Roughly thirty minutes after publication of this article, The Associated Press indirectly referenced the above prison sentence, stating that “Sensi was convicted in the late 1980s and early 1990s of mail fraud, defrauding the government and stealing $2.5 million, said the prosecutor, [Assistant U.S. Attorney Varun] Gumaste.” The prosecutor was said to have further claimed Sensi “was engaged in a scheme to procure military-grade helicopters for a Middle East country,” reported the AP, which did not reference The Post’s previous reporting on Mr. Sensi’s role with the CIA.

Sensi’s past role in the CIA has led to him being treated as a credible witness to the Ronald Reagan administration’s alleged “October Surprise” negotiation of the delay of Americans being released as hostage from Tehran until after his 1980 presidential campaign against Jimmy Carter ended. When journalist Craig Unger asked Sensi about whether the ‘October Surprise’ was real, he reportedly replied, “One hundred million per cent,” before adding that,“Absolutely. Unequivocally. And you can print it.”

But Mr. Sensi had been found liable for $325,000 as a result of fraudulent transfers in September 2015 by Judge John F. Walter for his role in what the U.S. Securities and Exchange Commission described as a “Hong Kong-Based Pyramid Scheme Targeting Asian and Latino Communities.” Led by the Temple City, California-based “Phil” Ming Xu, the World Capital Market pyramid scheme had tapped Sensi “to help handle complaints about the Receivership Entities’ Ponzi scheme from authorities in Peru, Taiwan, and Dubai,” according to a successful complaint in the Central District of California. “Sensi further claims that he used to work for the Central Intelligence Agency and therefore had contacts in these locations,” continued the complaint, which had named Robert Sensi’s son Stefano Robert Sensi-Davenport as a co-defendant.

Public records further show that a Robert Mario Sensi from Boca Raton, Florida filed for bankruptcy in the state in 2023, while Florida public records for Stefano’s consulting firm Spacetao LLC list his and his father’s full name and share a registered address with that of Sensi Sr.’s Global Asset Tracking Corp, which is affiliated with the father’s public LinkedIn profile.

Mr. Sensi’s suit against Penguin for the publication of “America at Night” — in which he was a major subject — alleged that Kolb, the son of former senior CIA official, had committed a felony by publishing a short biography of Sensi which revealed his past undercover work in the CIA. “The publishing of Robert Sensi’s biographical information that Kolb claims [CIA co-founder] Miles Copeland gave him is a felony act,” claimed Sensi’s complaint, adding that “Kolb claims he knows for certain that Sensi is or was a CIA agent, and knowingly published Sensi’s bio on pages 25 and 26 of [‘America at Night’].”

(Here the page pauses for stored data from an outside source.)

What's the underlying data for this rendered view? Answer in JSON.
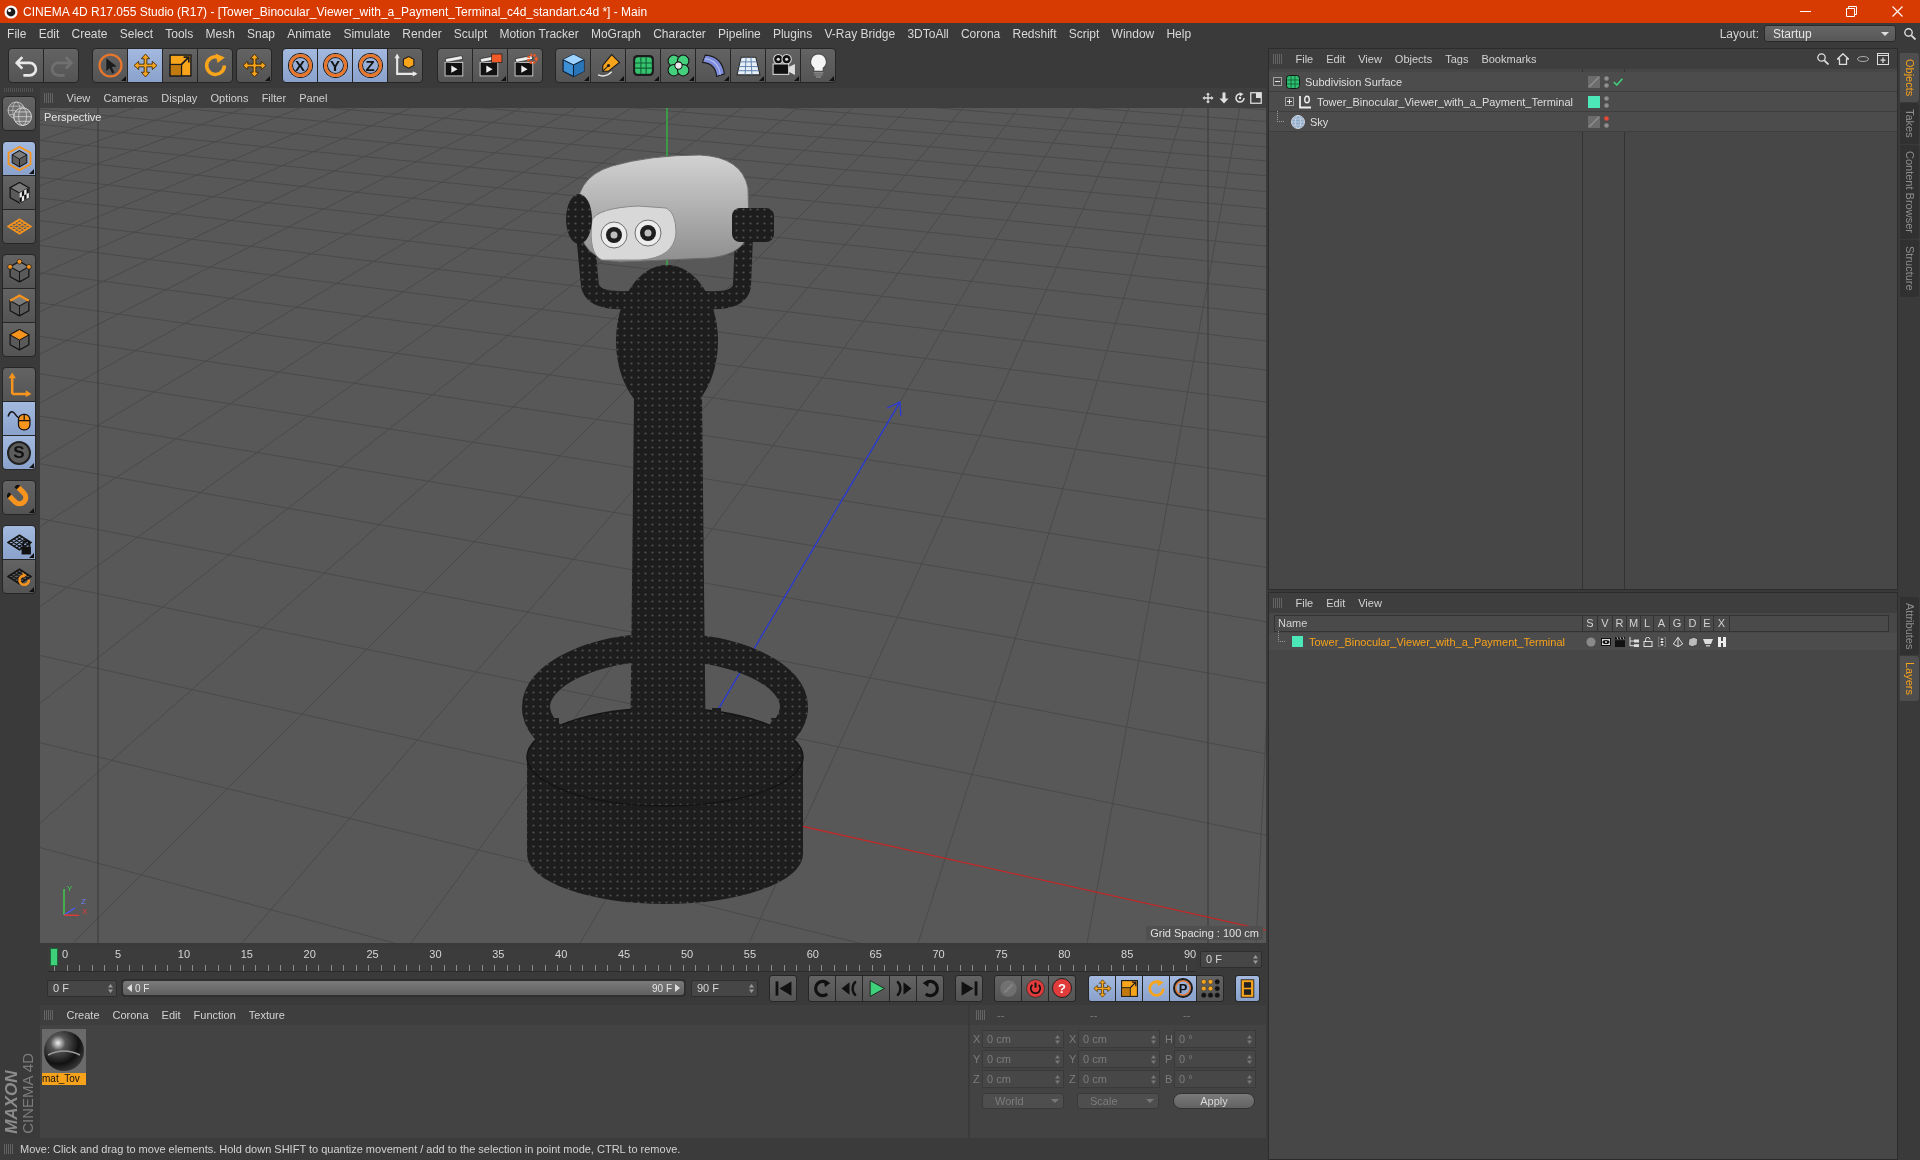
{
  "window": {
    "title": "CINEMA 4D R17.055 Studio (R17) - [Tower_Binocular_Viewer_with_a_Payment_Terminal_c4d_standart.c4d *] - Main"
  },
  "menu_bar": {
    "items": [
      "File",
      "Edit",
      "Create",
      "Select",
      "Tools",
      "Mesh",
      "Snap",
      "Animate",
      "Simulate",
      "Render",
      "Sculpt",
      "Motion Tracker",
      "MoGraph",
      "Character",
      "Pipeline",
      "Plugins",
      "V-Ray Bridge",
      "3DToAll",
      "Corona",
      "Redshift",
      "Script",
      "Window",
      "Help"
    ],
    "layout": {
      "label": "Layout:",
      "value": "Startup"
    }
  },
  "toolbar": {
    "groups": [
      [
        {
          "kind": "undo",
          "selected": false,
          "disabled": false,
          "submenu": false
        },
        {
          "kind": "redo",
          "selected": false,
          "disabled": true,
          "submenu": false
        }
      ],
      [
        {
          "kind": "select",
          "selected": false,
          "disabled": false,
          "submenu": true
        },
        {
          "kind": "move",
          "selected": true,
          "disabled": false,
          "submenu": false
        },
        {
          "kind": "scale",
          "selected": false,
          "disabled": false,
          "submenu": false
        },
        {
          "kind": "rotate",
          "selected": false,
          "disabled": false,
          "submenu": false
        }
      ],
      [
        {
          "kind": "transform",
          "selected": false,
          "disabled": false,
          "submenu": true
        }
      ],
      [
        {
          "kind": "axis",
          "label": "X",
          "selected": true,
          "disabled": false,
          "submenu": false
        },
        {
          "kind": "axis",
          "label": "Y",
          "selected": true,
          "disabled": false,
          "submenu": false
        },
        {
          "kind": "axis",
          "label": "Z",
          "selected": true,
          "disabled": false,
          "submenu": false
        },
        {
          "kind": "coordinates",
          "selected": false,
          "disabled": false,
          "submenu": false
        }
      ],
      [
        {
          "kind": "render-view",
          "selected": false,
          "disabled": false,
          "submenu": false
        },
        {
          "kind": "render-picture",
          "selected": false,
          "disabled": false,
          "submenu": true
        },
        {
          "kind": "render-settings",
          "selected": false,
          "disabled": false,
          "submenu": false
        }
      ],
      [
        {
          "kind": "cube",
          "selected": false,
          "disabled": false,
          "submenu": true
        },
        {
          "kind": "pen",
          "selected": false,
          "disabled": false,
          "submenu": true
        },
        {
          "kind": "subdivision",
          "selected": false,
          "disabled": false,
          "submenu": true
        },
        {
          "kind": "cloner",
          "selected": false,
          "disabled": false,
          "submenu": true
        },
        {
          "kind": "deformer",
          "selected": false,
          "disabled": false,
          "submenu": true
        },
        {
          "kind": "floor",
          "selected": false,
          "disabled": false,
          "submenu": true
        },
        {
          "kind": "camera",
          "selected": false,
          "disabled": false,
          "submenu": true
        },
        {
          "kind": "light",
          "selected": false,
          "disabled": false,
          "submenu": true
        }
      ]
    ]
  },
  "mode_toolbar": {
    "groups": [
      [
        {
          "kind": "make-editable",
          "selected": false,
          "submenu": false
        }
      ],
      [
        {
          "kind": "model",
          "selected": true,
          "submenu": true
        },
        {
          "kind": "texture",
          "selected": false,
          "submenu": false
        },
        {
          "kind": "workplane",
          "selected": false,
          "submenu": false
        }
      ],
      [
        {
          "kind": "points",
          "selected": false,
          "submenu": false
        },
        {
          "kind": "edges",
          "selected": false,
          "submenu": false
        },
        {
          "kind": "polygons",
          "selected": false,
          "submenu": false
        }
      ],
      [
        {
          "kind": "axis-mode",
          "selected": false,
          "submenu": false
        },
        {
          "kind": "tweak",
          "selected": true,
          "submenu": false
        },
        {
          "kind": "snap",
          "label": "S",
          "selected": true,
          "submenu": true
        }
      ],
      [
        {
          "kind": "magnet",
          "selected": false,
          "submenu": true
        }
      ],
      [
        {
          "kind": "lock-grid",
          "selected": true,
          "submenu": true
        },
        {
          "kind": "grid-sync",
          "selected": false,
          "submenu": true
        }
      ]
    ]
  },
  "logo": {
    "brand": "MAXON",
    "product": "CINEMA 4D"
  },
  "viewport": {
    "menu": [
      "View",
      "Cameras",
      "Display",
      "Options",
      "Filter",
      "Panel"
    ],
    "camera": "Perspective",
    "grid_spacing": "Grid Spacing : 100 cm",
    "axis_labels": [
      "Y",
      "Z",
      "X"
    ]
  },
  "timeline": {
    "ticks": [
      "0",
      "5",
      "10",
      "15",
      "20",
      "25",
      "30",
      "35",
      "40",
      "45",
      "50",
      "55",
      "60",
      "65",
      "70",
      "75",
      "80",
      "85",
      "90"
    ],
    "level": 0,
    "current_frame": "0 F"
  },
  "transport": {
    "start_field": "0 F",
    "preview_range": {
      "start": "0 F",
      "end": "90 F",
      "level": 1
    },
    "end_field": "90 F",
    "groups": [
      [
        {
          "kind": "go-start",
          "selected": false,
          "disabled": false
        }
      ],
      [
        {
          "kind": "prev-key",
          "selected": false,
          "disabled": false
        },
        {
          "kind": "prev-frame",
          "selected": false,
          "disabled": false
        },
        {
          "kind": "play",
          "selected": false,
          "disabled": false
        },
        {
          "kind": "next-frame",
          "selected": false,
          "disabled": false
        },
        {
          "kind": "next-key",
          "selected": false,
          "disabled": false
        }
      ],
      [
        {
          "kind": "go-end",
          "selected": false,
          "disabled": false
        }
      ],
      [
        {
          "kind": "keyframe",
          "selected": false,
          "disabled": true
        },
        {
          "kind": "record",
          "selected": false,
          "disabled": false
        },
        {
          "kind": "autokey",
          "label": "?",
          "selected": false,
          "disabled": false
        }
      ],
      [
        {
          "kind": "key-position",
          "selected": true,
          "disabled": false
        },
        {
          "kind": "key-scale",
          "selected": true,
          "disabled": false
        },
        {
          "kind": "key-rotation",
          "selected": true,
          "disabled": false
        },
        {
          "kind": "key-param",
          "label": "P",
          "selected": true,
          "disabled": false
        },
        {
          "kind": "key-points",
          "selected": false,
          "disabled": false
        }
      ],
      [
        {
          "kind": "timeline",
          "selected": true,
          "disabled": false
        }
      ]
    ]
  },
  "material_manager": {
    "menu": [
      "Create",
      "Corona",
      "Edit",
      "Function",
      "Texture"
    ],
    "materials": [
      {
        "name": "mat_Tov",
        "selected": true
      }
    ]
  },
  "coordinates": {
    "disabled": true,
    "headers": [
      "--",
      "--",
      "--"
    ],
    "rows": [
      {
        "position_axis": "X",
        "position": "0 cm",
        "size_axis": "X",
        "size": "0 cm",
        "rotation_axis": "H",
        "rotation": "0 °"
      },
      {
        "position_axis": "Y",
        "position": "0 cm",
        "size_axis": "Y",
        "size": "0 cm",
        "rotation_axis": "P",
        "rotation": "0 °"
      },
      {
        "position_axis": "Z",
        "position": "0 cm",
        "size_axis": "Z",
        "size": "0 cm",
        "rotation_axis": "B",
        "rotation": "0 °"
      }
    ],
    "mode": "World",
    "transform": "Scale",
    "apply": "Apply"
  },
  "status_bar": {
    "text": "Move: Click and drag to move elements. Hold down SHIFT to quantize movement / add to the selection in point mode, CTRL to remove."
  },
  "object_manager": {
    "menu": [
      "File",
      "Edit",
      "View",
      "Objects",
      "Tags",
      "Bookmarks"
    ],
    "objects": [
      {
        "name": "Subdivision Surface",
        "kind": "subdivision",
        "expanded": true,
        "hidden_in_editor": false,
        "hidden_in_render": false,
        "enabled": true,
        "children": [
          {
            "name": "Tower_Binocular_Viewer_with_a_Payment_Terminal",
            "kind": "null",
            "expanded": false,
            "color": "#4de8b8",
            "hidden_in_editor": false,
            "hidden_in_render": false
          }
        ]
      },
      {
        "name": "Sky",
        "kind": "sky",
        "hidden_in_editor": true,
        "hidden_in_render": false
      }
    ]
  },
  "layer_manager": {
    "menu": [
      "File",
      "Edit",
      "View"
    ],
    "columns": [
      "Name",
      "S",
      "V",
      "R",
      "M",
      "L",
      "A",
      "G",
      "D",
      "E",
      "X"
    ],
    "layers": [
      {
        "name": "Tower_Binocular_Viewer_with_a_Payment_Terminal",
        "color": "#4de8b8",
        "selected": true
      }
    ]
  },
  "side_tabs": {
    "top": [
      {
        "label": "Objects",
        "selected": true
      },
      {
        "label": "Takes",
        "selected": false
      },
      {
        "label": "Content Browser",
        "selected": false
      },
      {
        "label": "Structure",
        "selected": false
      }
    ],
    "bottom": [
      {
        "label": "Attributes",
        "selected": false
      },
      {
        "label": "Layers",
        "selected": true
      }
    ]
  }
}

Mr. Sensi’s claim that Kolb committed a felony by publishing his CIA background is likely a reference to the 1982 Intelligence Identities Protection Act, which was passed in response to former CIA officer Philip Agee naming myriad station chiefs around the world through the magazine CovertAction Information Bulletin.

Mr. Sensi was claimed in the biography allegedly provided by Miles Copeland to have been a “fixer, adept at solving problems with INS, customs, [and] local police,” referring to the defunct U.S. Immigration and Naturalization Service (INS) which preceded the post-9/11 formation of U.S. Immigration and Customs Enforcement (ICE) and U.S. Customs and Border Protection (CBP).